Diante de tudo que foi dito, podemos concluir:

I) Em relação aos critérios de deferimento da justiça gratuita após a Lei 13.467/2017 (art. 790, §§3º e 4º, da CLT), que:

I.1) Aparentemente, a reforma teve como escopo limitar a justiça gratuita na seara laboral apenas a quem recebe até 40% do teto do RGPS e, ainda, impor a prova de hipossuficiência mesmo nesses casos, haja vista ter excluído a menção à possibilidade de declaração de insuficiência de condições econômicas. Nesse sentido, esclarecedor foi o parecer do Deputado Federal Rogério Marinho prolatado durante a tramitação da Lei 13.467/2017.
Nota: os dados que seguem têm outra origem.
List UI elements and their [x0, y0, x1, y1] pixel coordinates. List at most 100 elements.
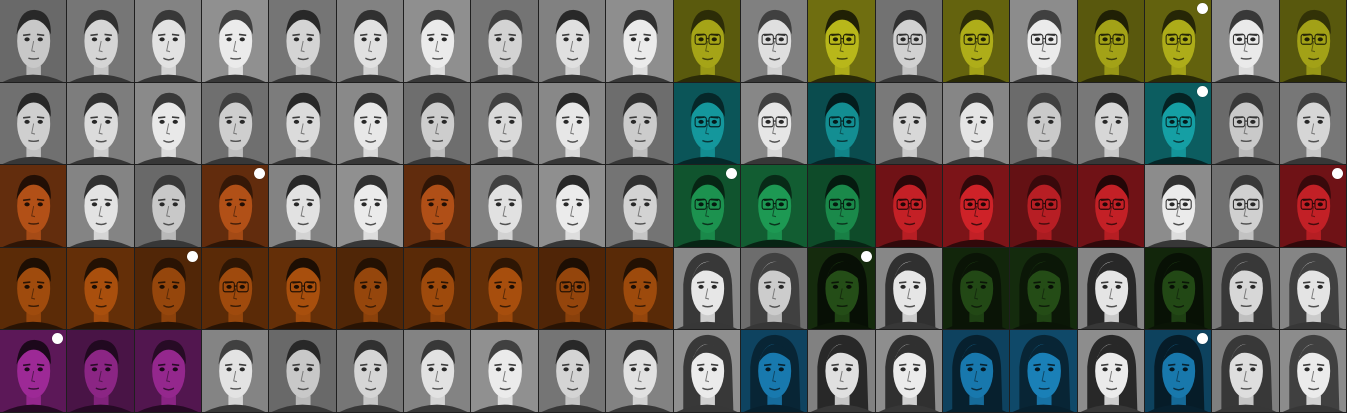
face-photo — [202, 0, 268, 82]
face-photo — [606, 165, 673, 247]
face-photo — [606, 330, 673, 412]
face-tile — [1078, 83, 1144, 164]
selection-dot-marker — [52, 333, 63, 344]
face-tile — [0, 248, 66, 329]
face-tile — [404, 248, 470, 329]
face-tile — [1280, 0, 1346, 82]
face-tile — [1145, 0, 1211, 82]
face-tile — [539, 165, 605, 247]
face-photo — [1280, 330, 1346, 412]
face-photo — [1212, 330, 1279, 412]
face-photo — [1078, 83, 1144, 164]
face-tile — [337, 165, 403, 247]
face-tile — [404, 330, 470, 412]
face-tile — [1280, 165, 1346, 247]
color-tint-overlay — [135, 330, 201, 412]
color-tint-overlay — [471, 248, 538, 329]
face-tile — [471, 330, 538, 412]
face-tile — [471, 83, 538, 164]
face-photo — [741, 248, 807, 329]
face-photo — [471, 0, 538, 82]
color-tint-overlay — [943, 165, 1009, 247]
face-tile — [67, 0, 134, 82]
face-photo — [135, 0, 201, 82]
selection-dot-marker — [1197, 333, 1208, 344]
face-tile — [943, 165, 1009, 247]
face-tile — [943, 83, 1009, 164]
face-photo — [539, 0, 605, 82]
face-tile — [269, 330, 336, 412]
face-tile — [135, 330, 201, 412]
color-tint-overlay — [202, 248, 268, 329]
face-tile — [876, 83, 942, 164]
face-photo — [337, 0, 403, 82]
face-photo — [1010, 0, 1077, 82]
face-tile — [337, 83, 403, 164]
face-tile — [741, 83, 807, 164]
face-tile — [202, 330, 268, 412]
face-tile — [674, 248, 740, 329]
face-tile — [0, 165, 66, 247]
face-photo — [0, 0, 66, 82]
face-tile — [1280, 330, 1346, 412]
face-tile — [269, 248, 336, 329]
face-tile — [606, 83, 673, 164]
selection-dot-marker — [1197, 3, 1208, 14]
face-photo — [674, 248, 740, 329]
color-tint-overlay — [808, 83, 875, 164]
face-photo — [471, 165, 538, 247]
color-tint-overlay — [1280, 0, 1346, 82]
face-photo — [269, 0, 336, 82]
face-tile — [1145, 83, 1211, 164]
face-photo — [1280, 248, 1346, 329]
face-tile — [876, 330, 942, 412]
face-photo — [876, 83, 942, 164]
face-photo — [1078, 330, 1144, 412]
face-photo — [876, 248, 942, 329]
face-tile — [808, 0, 875, 82]
face-tile — [1010, 0, 1077, 82]
face-tile — [404, 83, 470, 164]
color-tint-overlay — [269, 248, 336, 329]
face-tile — [269, 165, 336, 247]
face-photo — [606, 83, 673, 164]
face-tile — [741, 248, 807, 329]
color-tint-overlay — [674, 0, 740, 82]
face-photo — [135, 165, 201, 247]
face-photo — [269, 165, 336, 247]
face-tile — [943, 248, 1009, 329]
face-tile — [337, 248, 403, 329]
face-photo — [1212, 248, 1279, 329]
face-tile — [135, 248, 201, 329]
face-tile — [876, 248, 942, 329]
face-photo — [202, 83, 268, 164]
face-tile — [808, 165, 875, 247]
face-tile — [1212, 83, 1279, 164]
face-tile — [606, 330, 673, 412]
face-tile — [741, 165, 807, 247]
face-tile — [1212, 0, 1279, 82]
face-tile — [404, 165, 470, 247]
face-tile — [471, 165, 538, 247]
face-tile — [1078, 0, 1144, 82]
face-tile — [337, 0, 403, 82]
face-tile — [1145, 165, 1211, 247]
color-tint-overlay — [539, 248, 605, 329]
face-tile — [539, 0, 605, 82]
color-tint-overlay — [337, 248, 403, 329]
face-tile — [0, 330, 66, 412]
face-tile — [808, 83, 875, 164]
selection-dot-marker — [254, 168, 265, 179]
face-tile — [741, 330, 807, 412]
color-tint-overlay — [67, 330, 134, 412]
face-tile — [1078, 248, 1144, 329]
face-tile — [1212, 248, 1279, 329]
face-tile — [1280, 248, 1346, 329]
face-photo — [404, 83, 470, 164]
color-tint-overlay — [808, 165, 875, 247]
face-photo — [67, 83, 134, 164]
color-tint-overlay — [67, 248, 134, 329]
selection-dot-marker — [1197, 86, 1208, 97]
face-tile — [1212, 165, 1279, 247]
color-tint-overlay — [1010, 248, 1077, 329]
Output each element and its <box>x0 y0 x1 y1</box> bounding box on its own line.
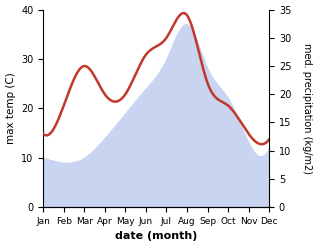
Y-axis label: max temp (C): max temp (C) <box>5 72 16 144</box>
X-axis label: date (month): date (month) <box>115 231 197 242</box>
Y-axis label: med. precipitation (kg/m2): med. precipitation (kg/m2) <box>302 43 313 174</box>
I.2) Entretanto, como as normas jurídicas estão inseridas dentro de um sistema normativo cujas disposições, tanto quanto possível, não se excluem, mas sim se complementam, constata-se que a declaração de hipossuficiência, consoante o art. 1º, caput, da Lei 7.115/1983, e o art. 99, §3º, do Código de Processo Civil, é suficiente para atendimento da exigência de prova consagrada no novel §4º do art. 790 da CLT.

I.3) Além disso, é importante fixar que a gratuidade da justiça deve ser conferida a todos que, independentemente da renda, não tiverem condições de arcar com as despesas processuais. Trata-se, assim, de uma verificação que deve ser feita em concreto, sob pena de malferimento da promessa constitucional de assistência jurídica integral e gratuita (art. 5º, LXXIV, CF) e violação ao Acesso à Justiça (art. 5º, XXXV, CF). Não é possível, assim, limitar abstratamente os benefícios da justiça gratuita apenas a quem recebe até 40% do limite máximo dos benefícios do Regime Geral de Previdência Social.

I.4) Vale pontuar, ademais, que o trabalho, além de possuir um valor social que o eleva a fundamento da República, ainda ostenta centralidade na ordem econômica e social estipula pela Constituição Brasileira (artigos 1º, IV, 170, caput, e 193, da Constituição Federal). Assim, não se pode, ainda que com as melhores das intenções, estabelecer, no que diz respeito ao Acesso à Justiça, um regramento mais restritivo para a Justiça do Trabalho do que aquele previsto para o litigante ordinário. Ao contrário, a especialidade das discussões veiculadas na Especializada Trabalhista, por envolver normalmente debates em torno de verbas de natureza alimentar e privilegiada (art. 100, §1º, CF), exige uma acessibilidade judicial mais ampla do que a convencional, a fim de evitar que ônus ou riscos desequilibrados terminem por obrigar a aceitação, pelo trabalhador, da sonegação/supressão de seus direitos laborais ou de um “acordo” extrajudicial prejudicial.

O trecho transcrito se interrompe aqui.